Extended General Physics was an "off-season" course starting in the Spring with a phenomenal teacher. It is considered extended because you meet more times a week to go over the material and a better pace and the lab is included in the course grade itself. The slower pace was way more conducive to learning. And those A+ lab report grades really give you that extra boost on your exam scores you crave. The professor, Dr. Brahmia, also holds Friday review sessions, which really helped me master the material. Again, learning something twice is almost always better.
Which courses would you recommend against?
I took Art History as one of my liberal arts requirements and it was way more of a headache than initially anticipated. I figured hey, I like going to museums and looking at art and taking art classes, how hard can it be. I mean I did survive Organic Chemistry 1, so it can't be THAT bad. It was bad. Really bad. There I was staying up late trying to memorize my Organic Chemistry 2 equations while trying to squeeze in specific dates and mediums of HUNDREDS of paintings. "The guy in the middle of this painting looks about 78 years old, so it must have been painted in 1678, oil on canvas obviously"… Not one of my finer course selections.
Can I take science classes at a community college to get better grades?
Try to limit the number of science courses you take at a community college. It is no secret that sciences at well-known universities are much more challenging than they are at a community college. It is important to show your ability to handle difficult science courses at a university level. A lot of times students who are taking science courses at a community college are taking only one tough class, like organic chemistry, to ease the burden of their course load for the following year. Other students know that taking a certain course at their university could tank their high GPA given the rigor. This is sort of the "easy way out" and programs will recognize this on your application. It's important to take risks and test your strengths. PA school is not the "easy way out" of medical school. They still want to see you challenge yourself, given that you will have to do so numerous times in PA school. Programs may try to convince you that they will not look at your application any differently, but let's be honest, they definitely have to take things like this into consideration when sorting through an increasingly competitive applicant pool of shining stars.
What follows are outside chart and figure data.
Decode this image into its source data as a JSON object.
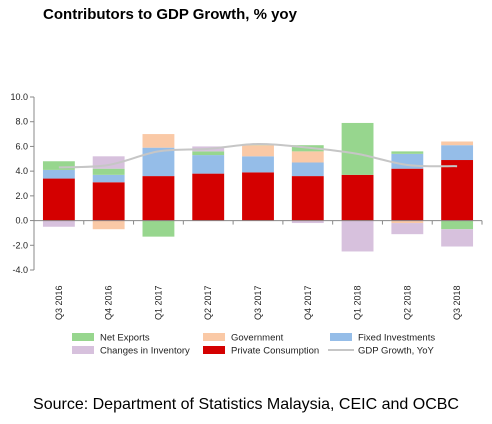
{
  "chart_data": {
    "type": "bar",
    "title": "Contributors to GDP Growth, % yoy",
    "categories": [
      "Q3 2016",
      "Q4 2016",
      "Q1 2017",
      "Q2 2017",
      "Q3 2017",
      "Q4 2017",
      "Q1 2018",
      "Q2 2018",
      "Q3 2018"
    ],
    "ylim": [
      -4.0,
      10.0
    ],
    "yticks": [
      "10.0",
      "8.0",
      "6.0",
      "4.0",
      "2.0",
      "0.0",
      "-2.0",
      "-4.0"
    ],
    "ytick_values": [
      10,
      8,
      6,
      4,
      2,
      0,
      -2,
      -4
    ],
    "grid": false,
    "legend_position": "bottom",
    "series": [
      {
        "name": "Private Consumption",
        "kind": "bar",
        "color": "#d40000",
        "values": [
          3.4,
          3.1,
          3.6,
          3.8,
          3.9,
          3.6,
          3.7,
          4.2,
          4.9
        ]
      },
      {
        "name": "Fixed Investments",
        "kind": "bar",
        "color": "#95bde8",
        "values": [
          0.7,
          0.6,
          2.3,
          1.5,
          1.3,
          1.1,
          0.0,
          1.2,
          1.2
        ]
      },
      {
        "name": "Government",
        "kind": "bar",
        "color": "#fac9a6",
        "values": [
          0.0,
          -0.7,
          1.1,
          0.0,
          0.9,
          0.9,
          0.0,
          -0.2,
          0.3
        ]
      },
      {
        "name": "Net Exports",
        "kind": "bar",
        "color": "#97d68e",
        "values": [
          0.7,
          0.5,
          -1.3,
          0.3,
          0.1,
          0.5,
          4.2,
          0.2,
          -0.7
        ]
      },
      {
        "name": "Changes in Inventory",
        "kind": "bar",
        "color": "#d7c1dd",
        "values": [
          -0.5,
          1.0,
          0.0,
          0.4,
          0.0,
          -0.2,
          -2.5,
          -0.9,
          -1.4
        ]
      },
      {
        "name": "GDP Growth, YoY",
        "kind": "line",
        "color": "#c6c6c6",
        "values": [
          4.3,
          4.5,
          5.6,
          5.8,
          6.2,
          5.9,
          5.4,
          4.5,
          4.4
        ]
      }
    ]
  },
  "source_note": "Source: Department of Statistics Malaysia, CEIC and OCBC"
}
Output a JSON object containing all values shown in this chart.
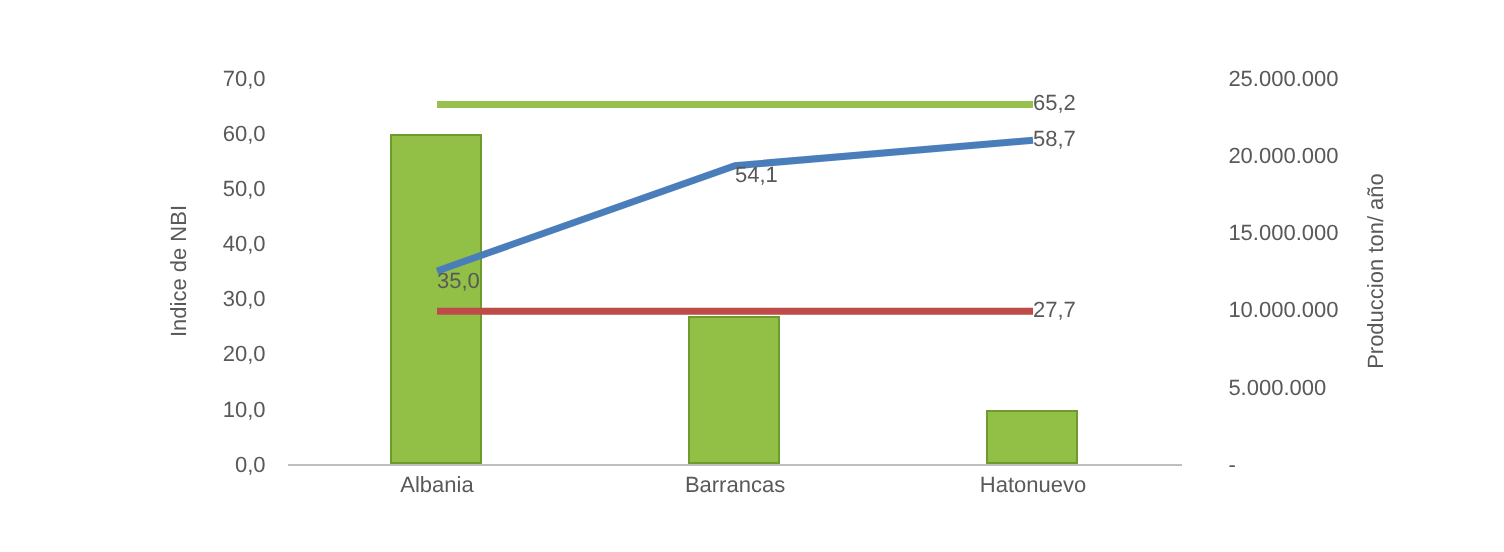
{
  "chart_data": {
    "type": "bar",
    "ylabel": "Indice de NBI",
    "y2label": "Produccion ton/ año",
    "categories": [
      "Albania",
      "Barrancas",
      "Hatonuevo"
    ],
    "series": [
      {
        "axis": "y2",
        "color": "#92c047",
        "values": [
          21200000,
          9400000,
          3400000
        ]
      },
      {
        "type": "line",
        "color": "#4a7ebb",
        "values": [
          35.0,
          54.1,
          58.7
        ],
        "value_labels": [
          "35,0",
          "54,1",
          "58,7"
        ]
      },
      {
        "type": "line",
        "color": "#be4b48",
        "values": [
          27.7,
          27.7,
          27.7
        ],
        "value_labels": [
          null,
          null,
          "27,7"
        ]
      },
      {
        "type": "line",
        "color": "#98c04e",
        "values": [
          65.2,
          65.2,
          65.2
        ],
        "value_labels": [
          null,
          null,
          "65,2"
        ]
      }
    ],
    "ylim": [
      0,
      70
    ],
    "yticks": [
      {
        "value": 0,
        "label": "0,0"
      },
      {
        "value": 10,
        "label": "10,0"
      },
      {
        "value": 20,
        "label": "20,0"
      },
      {
        "value": 30,
        "label": "30,0"
      },
      {
        "value": 40,
        "label": "40,0"
      },
      {
        "value": 50,
        "label": "50,0"
      },
      {
        "value": 60,
        "label": "60,0"
      },
      {
        "value": 70,
        "label": "70,0"
      }
    ],
    "y2lim": [
      0,
      25000000
    ],
    "y2ticks": [
      {
        "value": 0,
        "label": "-"
      },
      {
        "value": 5000000,
        "label": "5.000.000"
      },
      {
        "value": 10000000,
        "label": "10.000.000"
      },
      {
        "value": 15000000,
        "label": "15.000.000"
      },
      {
        "value": 20000000,
        "label": "20.000.000"
      },
      {
        "value": 25000000,
        "label": "25.000.000"
      }
    ],
    "marker": "none",
    "line_style": "solid"
  }
}
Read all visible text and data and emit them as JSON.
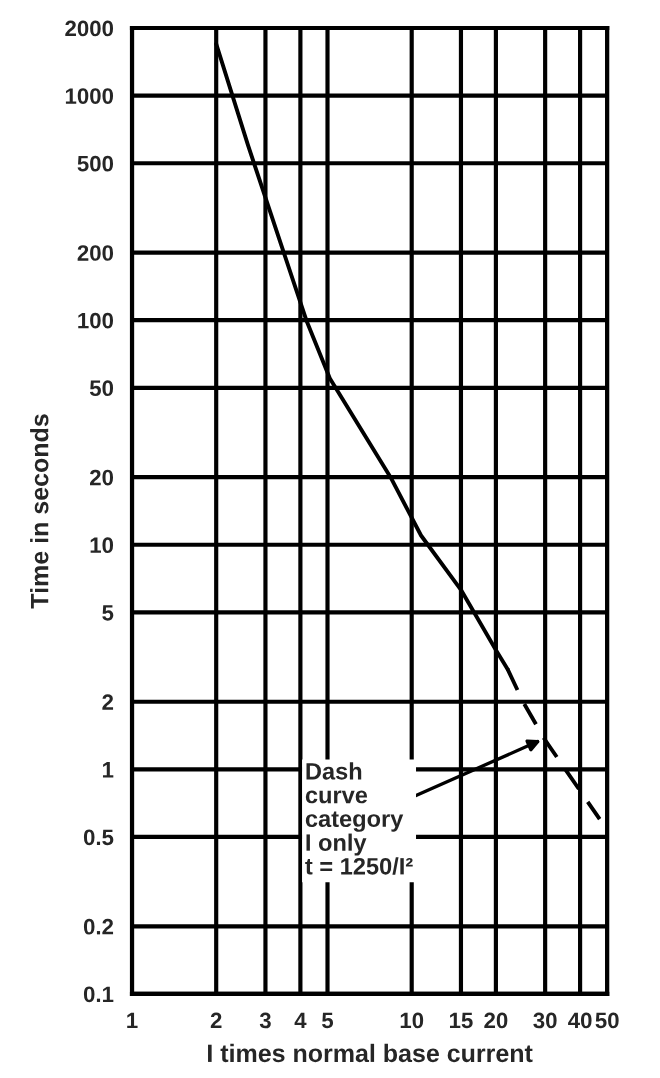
{
  "chart_data": {
    "type": "line",
    "xlabel": "I times normal base current",
    "ylabel": "Time in seconds",
    "log": "xy",
    "grid": true,
    "legend": false,
    "marker": "none",
    "xlim": [
      1,
      50
    ],
    "xticks": [
      1,
      2,
      3,
      4,
      5,
      10,
      15,
      20,
      30,
      40,
      50
    ],
    "ylim": [
      0.1,
      2000
    ],
    "yticks": [
      0.1,
      0.2,
      0.5,
      1,
      2,
      5,
      10,
      20,
      50,
      100,
      200,
      500,
      1000,
      2000
    ],
    "series": [
      {
        "color": "#000000",
        "line_style": "solid",
        "x": [
          2.0,
          2.6,
          4.2,
          5.1,
          8.4,
          10.8,
          15,
          20,
          22
        ],
        "values": [
          1700,
          600,
          100,
          55,
          20,
          11,
          6.3,
          3.4,
          2.8
        ]
      },
      {
        "color": "#000000",
        "line_style": "dashed",
        "x": [
          22,
          25,
          30,
          47
        ],
        "values": [
          2.8,
          2.0,
          1.35,
          0.6
        ]
      }
    ],
    "annotations": [
      {
        "text": "Dash\ncurve\ncategory\nI only\nt = 1250/I²",
        "x": 29,
        "y": 1.35
      }
    ]
  }
}
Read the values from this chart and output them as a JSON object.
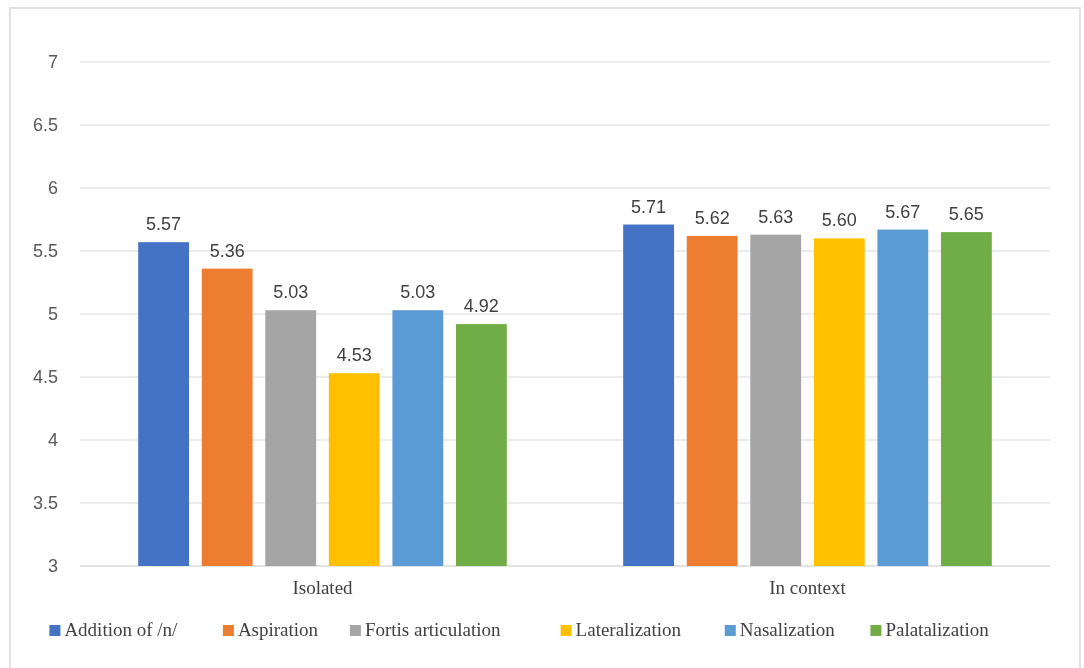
{
  "chart_data": {
    "type": "bar",
    "categories": [
      "Isolated",
      "In context"
    ],
    "series": [
      {
        "name": "Addition of /n/",
        "color": "#4472c4",
        "values": [
          5.57,
          5.71
        ],
        "value_labels": [
          "5.57",
          "5.71"
        ]
      },
      {
        "name": "Aspiration",
        "color": "#ed7d31",
        "values": [
          5.36,
          5.62
        ],
        "value_labels": [
          "5.36",
          "5.62"
        ]
      },
      {
        "name": "Fortis articulation",
        "color": "#a5a5a5",
        "values": [
          5.03,
          5.63
        ],
        "value_labels": [
          "5.03",
          "5.63"
        ]
      },
      {
        "name": "Lateralization",
        "color": "#ffc000",
        "values": [
          4.53,
          5.6
        ],
        "value_labels": [
          "4.53",
          "5.60"
        ]
      },
      {
        "name": "Nasalization",
        "color": "#5b9bd5",
        "values": [
          5.03,
          5.67
        ],
        "value_labels": [
          "5.03",
          "5.67"
        ]
      },
      {
        "name": "Palatalization",
        "color": "#70ad47",
        "values": [
          4.92,
          5.65
        ],
        "value_labels": [
          "4.92",
          "5.65"
        ]
      }
    ],
    "ylim": [
      3,
      7
    ],
    "yticks": [
      3,
      3.5,
      4,
      4.5,
      5,
      5.5,
      6,
      6.5,
      7
    ],
    "grid": "y",
    "legend": "bottom"
  }
}
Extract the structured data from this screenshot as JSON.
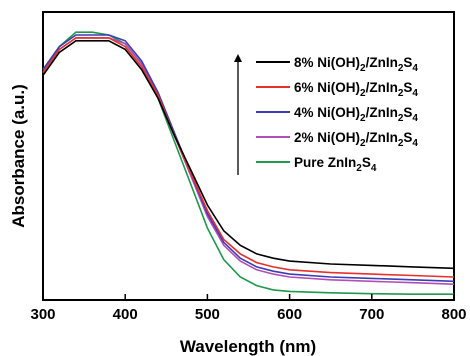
{
  "chart_data": {
    "type": "line",
    "title": "",
    "xlabel": "Wavelength (nm)",
    "ylabel": "Absorbance (a.u.)",
    "xlim": [
      300,
      800
    ],
    "ylim": [
      0,
      1.0
    ],
    "xticks": [
      "300",
      "400",
      "500",
      "600",
      "700",
      "800"
    ],
    "show_y_ticks": false,
    "grid": false,
    "legend_position": "top-right",
    "legend_arrow": "up",
    "series": [
      {
        "name_main": "8% Ni(OH)",
        "name_sub1": "2",
        "name_mid": "/ZnIn",
        "name_sub2": "2",
        "name_mid2": "S",
        "name_sub3": "4",
        "color": "#000000",
        "x": [
          300,
          320,
          340,
          360,
          380,
          400,
          420,
          440,
          460,
          480,
          500,
          520,
          540,
          560,
          580,
          600,
          650,
          700,
          750,
          800
        ],
        "y": [
          0.78,
          0.86,
          0.9,
          0.9,
          0.9,
          0.87,
          0.8,
          0.7,
          0.57,
          0.45,
          0.33,
          0.24,
          0.19,
          0.16,
          0.145,
          0.135,
          0.125,
          0.12,
          0.115,
          0.11
        ]
      },
      {
        "name_main": "6% Ni(OH)",
        "name_sub1": "2",
        "name_mid": "/ZnIn",
        "name_sub2": "2",
        "name_mid2": "S",
        "name_sub3": "4",
        "color": "#e8302a",
        "x": [
          300,
          320,
          340,
          360,
          380,
          400,
          420,
          440,
          460,
          480,
          500,
          520,
          540,
          560,
          580,
          600,
          650,
          700,
          750,
          800
        ],
        "y": [
          0.79,
          0.87,
          0.91,
          0.91,
          0.91,
          0.88,
          0.81,
          0.71,
          0.57,
          0.44,
          0.31,
          0.21,
          0.16,
          0.13,
          0.115,
          0.105,
          0.095,
          0.09,
          0.085,
          0.08
        ]
      },
      {
        "name_main": "4% Ni(OH)",
        "name_sub1": "2",
        "name_mid": "/ZnIn",
        "name_sub2": "2",
        "name_mid2": "S",
        "name_sub3": "4",
        "color": "#3a3db5",
        "x": [
          300,
          320,
          340,
          360,
          380,
          400,
          420,
          440,
          460,
          480,
          500,
          520,
          540,
          560,
          580,
          600,
          650,
          700,
          750,
          800
        ],
        "y": [
          0.8,
          0.88,
          0.92,
          0.92,
          0.92,
          0.9,
          0.83,
          0.72,
          0.58,
          0.44,
          0.3,
          0.2,
          0.145,
          0.115,
          0.1,
          0.09,
          0.08,
          0.075,
          0.07,
          0.065
        ]
      },
      {
        "name_main": "2% Ni(OH)",
        "name_sub1": "2",
        "name_mid": "/ZnIn",
        "name_sub2": "2",
        "name_mid2": "S",
        "name_sub3": "4",
        "color": "#b04fb8",
        "x": [
          300,
          320,
          340,
          360,
          380,
          400,
          420,
          440,
          460,
          480,
          500,
          520,
          540,
          560,
          580,
          600,
          650,
          700,
          750,
          800
        ],
        "y": [
          0.79,
          0.87,
          0.91,
          0.91,
          0.91,
          0.89,
          0.82,
          0.71,
          0.57,
          0.43,
          0.29,
          0.19,
          0.135,
          0.105,
          0.09,
          0.08,
          0.07,
          0.065,
          0.06,
          0.055
        ]
      },
      {
        "name_main": "Pure ZnIn",
        "name_sub1": "2",
        "name_mid": "S",
        "name_sub2": "4",
        "name_mid2": "",
        "name_sub3": "",
        "color": "#1e9a4a",
        "x": [
          300,
          320,
          340,
          360,
          380,
          400,
          420,
          440,
          460,
          480,
          500,
          520,
          540,
          560,
          580,
          600,
          650,
          700,
          750,
          800
        ],
        "y": [
          0.8,
          0.88,
          0.93,
          0.93,
          0.92,
          0.89,
          0.82,
          0.7,
          0.55,
          0.4,
          0.25,
          0.14,
          0.08,
          0.05,
          0.035,
          0.03,
          0.025,
          0.022,
          0.02,
          0.02
        ]
      }
    ]
  }
}
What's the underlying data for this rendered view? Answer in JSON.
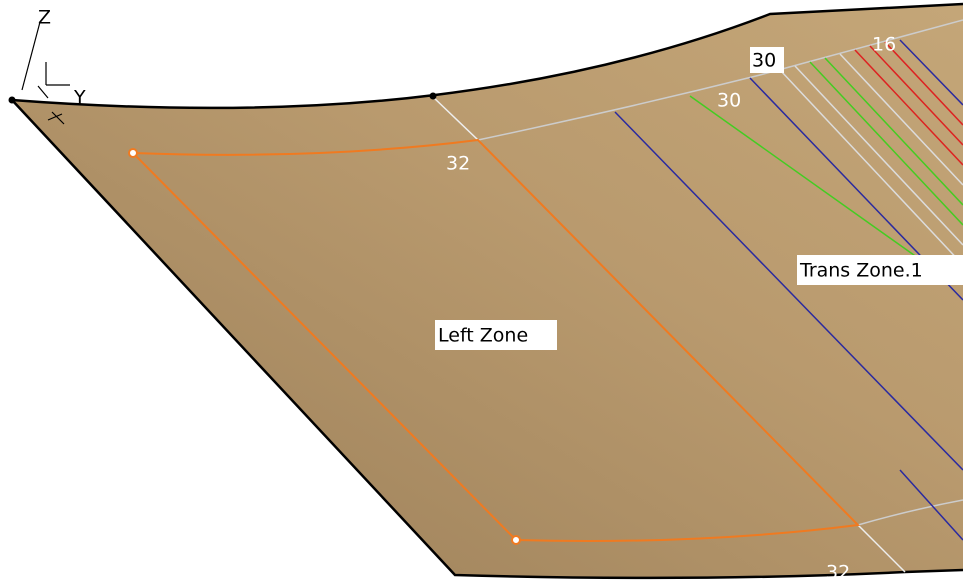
{
  "axis": {
    "z": "Z",
    "y": "Y"
  },
  "zones": [
    {
      "label": "Left Zone"
    },
    {
      "label": "Trans Zone.1"
    }
  ],
  "annotations": [
    "30",
    "30",
    "16",
    "32",
    "32"
  ]
}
Can I take science classes over the summer to ease my course load?
The same thing goes for summer classes. Try to limit the number of solo science courses you take over the summer. As I mentioned in my previous blog post, anyone can take one science class by itself and get an A. It's undoubtedly easier to succeed when all of your focus is on one thing. But multitasking is a skill you need not only in PA school, but also as a future health care provider. To excel while taking three university level science courses at a time takes a special kind of student. The kind of student programs strive to accept. It demonstrates your organization skills. It demonstrates your time management skills. It demonstrates your drive well past simply just being smart or "gifted". Your ability to handle more than one science course at a time is a true testament of your academic success past, present, and future.